O halde ne yapmalıyız?

Önce “düzen barıştır” dersiniz, onlarla diyalog kurarsınız; sonunda barışı sağlayan Kur’an’dan başka kitap olmadığı için en sonunda Kur’an sizi oraya götürmüş olur. Hedefimiz Kur’an düzenine ulaştırmadır ama düzen barış düzeni olduğu için barış düzenine de gidilmiş olur.

وَاللَّهُ أَعْلَمُ بِمَا تَصِفُونَ (77)

(Va EalLAHu EaGLaMu BiMAv TaÖıFUvNa)

“Vasf ettiklerinizi Allah daha iyi bilir.”
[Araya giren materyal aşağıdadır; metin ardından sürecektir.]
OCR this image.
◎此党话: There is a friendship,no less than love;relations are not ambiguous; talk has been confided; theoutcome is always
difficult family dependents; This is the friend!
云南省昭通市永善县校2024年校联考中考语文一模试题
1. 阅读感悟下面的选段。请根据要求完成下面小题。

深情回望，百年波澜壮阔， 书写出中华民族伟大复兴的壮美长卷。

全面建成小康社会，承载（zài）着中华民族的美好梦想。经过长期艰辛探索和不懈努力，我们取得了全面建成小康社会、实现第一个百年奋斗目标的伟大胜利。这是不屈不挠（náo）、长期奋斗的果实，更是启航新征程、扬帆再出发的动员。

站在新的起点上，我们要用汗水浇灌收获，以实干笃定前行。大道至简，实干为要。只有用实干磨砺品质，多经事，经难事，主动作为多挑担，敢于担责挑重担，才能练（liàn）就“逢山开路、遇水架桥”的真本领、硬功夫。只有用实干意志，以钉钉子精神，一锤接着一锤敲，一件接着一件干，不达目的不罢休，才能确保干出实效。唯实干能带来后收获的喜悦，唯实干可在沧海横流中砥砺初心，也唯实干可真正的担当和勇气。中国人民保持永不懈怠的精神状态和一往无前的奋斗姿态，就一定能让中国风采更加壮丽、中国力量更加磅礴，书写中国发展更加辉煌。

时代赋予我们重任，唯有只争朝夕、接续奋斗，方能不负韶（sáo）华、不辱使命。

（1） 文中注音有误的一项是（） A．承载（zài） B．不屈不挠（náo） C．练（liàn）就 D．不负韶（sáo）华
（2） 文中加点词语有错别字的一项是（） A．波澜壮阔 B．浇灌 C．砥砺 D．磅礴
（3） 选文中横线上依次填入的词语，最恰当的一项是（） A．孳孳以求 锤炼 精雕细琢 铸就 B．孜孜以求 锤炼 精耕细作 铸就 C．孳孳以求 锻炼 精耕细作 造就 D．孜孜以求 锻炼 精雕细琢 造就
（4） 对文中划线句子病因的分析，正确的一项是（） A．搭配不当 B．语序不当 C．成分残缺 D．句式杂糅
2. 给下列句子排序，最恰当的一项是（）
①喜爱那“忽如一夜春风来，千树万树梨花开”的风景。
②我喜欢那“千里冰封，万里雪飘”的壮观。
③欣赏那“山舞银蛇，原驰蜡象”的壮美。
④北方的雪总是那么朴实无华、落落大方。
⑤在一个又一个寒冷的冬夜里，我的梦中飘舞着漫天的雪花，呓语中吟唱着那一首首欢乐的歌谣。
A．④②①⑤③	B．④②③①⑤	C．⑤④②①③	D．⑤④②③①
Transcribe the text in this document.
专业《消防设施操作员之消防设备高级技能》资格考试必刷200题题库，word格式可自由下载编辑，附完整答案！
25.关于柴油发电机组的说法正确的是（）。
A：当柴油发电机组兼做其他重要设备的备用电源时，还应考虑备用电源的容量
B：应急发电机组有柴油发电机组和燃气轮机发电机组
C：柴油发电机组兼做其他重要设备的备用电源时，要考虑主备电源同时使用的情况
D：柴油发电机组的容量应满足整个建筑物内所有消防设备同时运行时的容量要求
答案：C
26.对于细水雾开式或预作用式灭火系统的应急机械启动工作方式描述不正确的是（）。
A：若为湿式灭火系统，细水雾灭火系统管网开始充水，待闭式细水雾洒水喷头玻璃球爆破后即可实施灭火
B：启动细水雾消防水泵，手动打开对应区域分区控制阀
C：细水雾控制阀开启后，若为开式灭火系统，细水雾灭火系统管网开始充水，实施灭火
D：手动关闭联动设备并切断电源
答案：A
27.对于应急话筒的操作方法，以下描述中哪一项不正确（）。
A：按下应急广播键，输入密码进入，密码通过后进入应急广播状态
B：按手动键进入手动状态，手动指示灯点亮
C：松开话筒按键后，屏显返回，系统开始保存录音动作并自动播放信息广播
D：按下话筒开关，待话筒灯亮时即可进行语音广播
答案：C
“Alim” yerine “E’lemü” getirilmiştir. Burada “daha iyi bilir” değil de, “en iyi bilir” anlamındadır. Kardeşinin daha önce hırsızlık yapıp yapmadığı hususunu en iyi bilir demiş olmaktadır.

Dünyadaki bilgiler ve hükümler hep takribidir, tahminidir. 20. yüzyılın büyük keşiflerinden biri de hata formülüdür. Hatasız bilgi mümkün değildir. Teferruata indiğinizde tümünü göremez olursunuz. Tümüne baktığınızda cüz’ünü göremezsiniz. Bugün fiziğin önemli kanunudur. Mahkemelerin kararları da böyledir. Kesin olarak olayları tesbit etmemiz mümkün değildir. Zahirî görüşlere göre hareket edilir.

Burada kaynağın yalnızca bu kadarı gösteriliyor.